Live Stream Latency Compared to Zoom

Latency in live streaming refers to the delay between the actual event and the viewer’s experience of the event. The factors contributing to latency in live streaming include upload speed at the broadcast venue, the location of the streaming servers, and the viewer’s internet connection speed and stability. Collaborating with a Zoom session is different from live streaming, as the Zoom session caters to remote presenters and the live stream caters to the viewing audience. The viewing experience can be affected by various factors such as connection speed, network congestion, device, browser version, and the use of corporate networks or VPNs. It’s important to treat the two technologies as separate systems.

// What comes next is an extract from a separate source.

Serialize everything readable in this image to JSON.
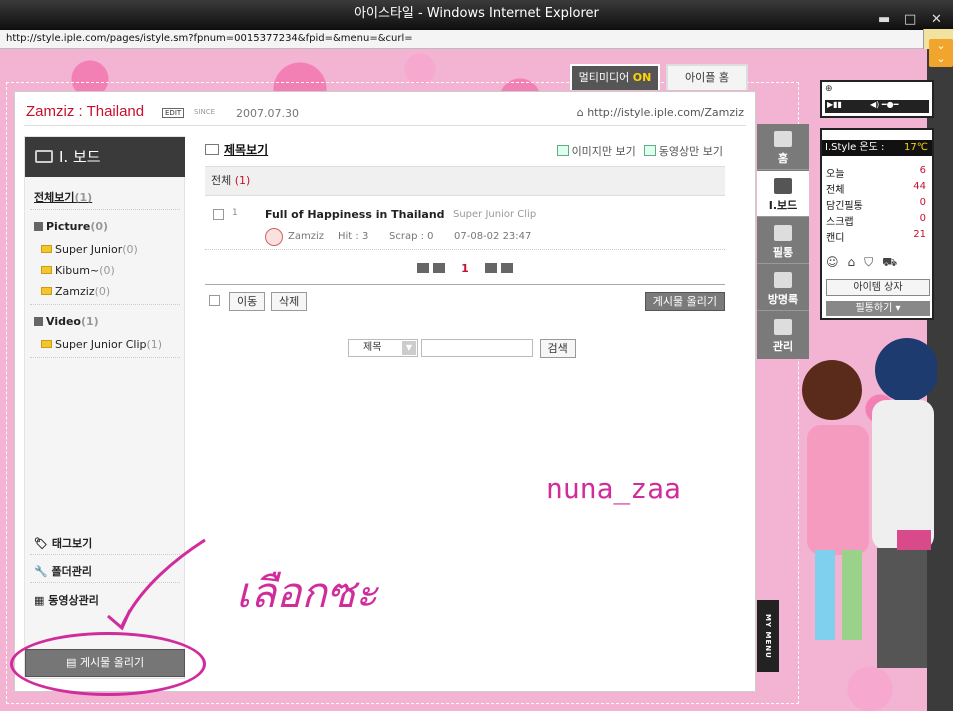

Microsoft Teams and Zoom do an amazing job of keeping all participants in sync. These platforms have a wonderfully engineered environment where they set the weakest connection of all attendees as the common denominator which in turn keeps everyone in sync regardless of connection strength.

With live streaming, it’s quite different with many factors contributing to the unintentional delay of the entire broadcast.

When collaborating live streaming with a Zoom session, it’s the streaming providers’ responsibility to make sure that the Zoom session attendees are not using the live stream as a reference point to the actual event.

The Zoom session is purely to engage remote presenters in to the session and the live stream page caters to the live stream audience watching online which could be potentially, thousands of viewers.

While they work fantastically well in collaboration to produce an end result for the viewing audience, they are two different types of technologies that should be treated as two separate systems.

With the live streaming component, there is the upload at the broadcast venue that has to be considered. The quicker the upload, the quicker the content gets to the streaming servers and I always test with https://testmy.net/upload and https://fast.com/.

Next, the streaming servers will ingest the video stream and distribute content to the stream page and you want the servers to be located in the same country as the broadcast venue.

Finally, the viewing experience is in the palms of the user’s connection and there are many factors that affect the broadcast latency such as connection speed, congested networks, are they in transit on a mobile device skipping from tower to tower, browser version, throttled corporate networks and VPN’s.

Live streaming latency

Latency in live streaming means that all viewers will experience a delay between the actual live event and their experience of the event. Latency time will vary for each viewer due to factors such as their internet connection speed and stability.

There is an upside with the latency associated with live streaming.

The longer the time the streaming servers take to ingest the live feed and deliver reduces the viewer experiencing buffering issues. Going live on YouTube now allows a broadcaster to choose a latency time to keep the buffering issue to a minimum for viewers.

Live audience Q&A is generally text-based to the presenters which does a great job removing the “perceived latency” away from the live event and the online audience responses seem to run in sync.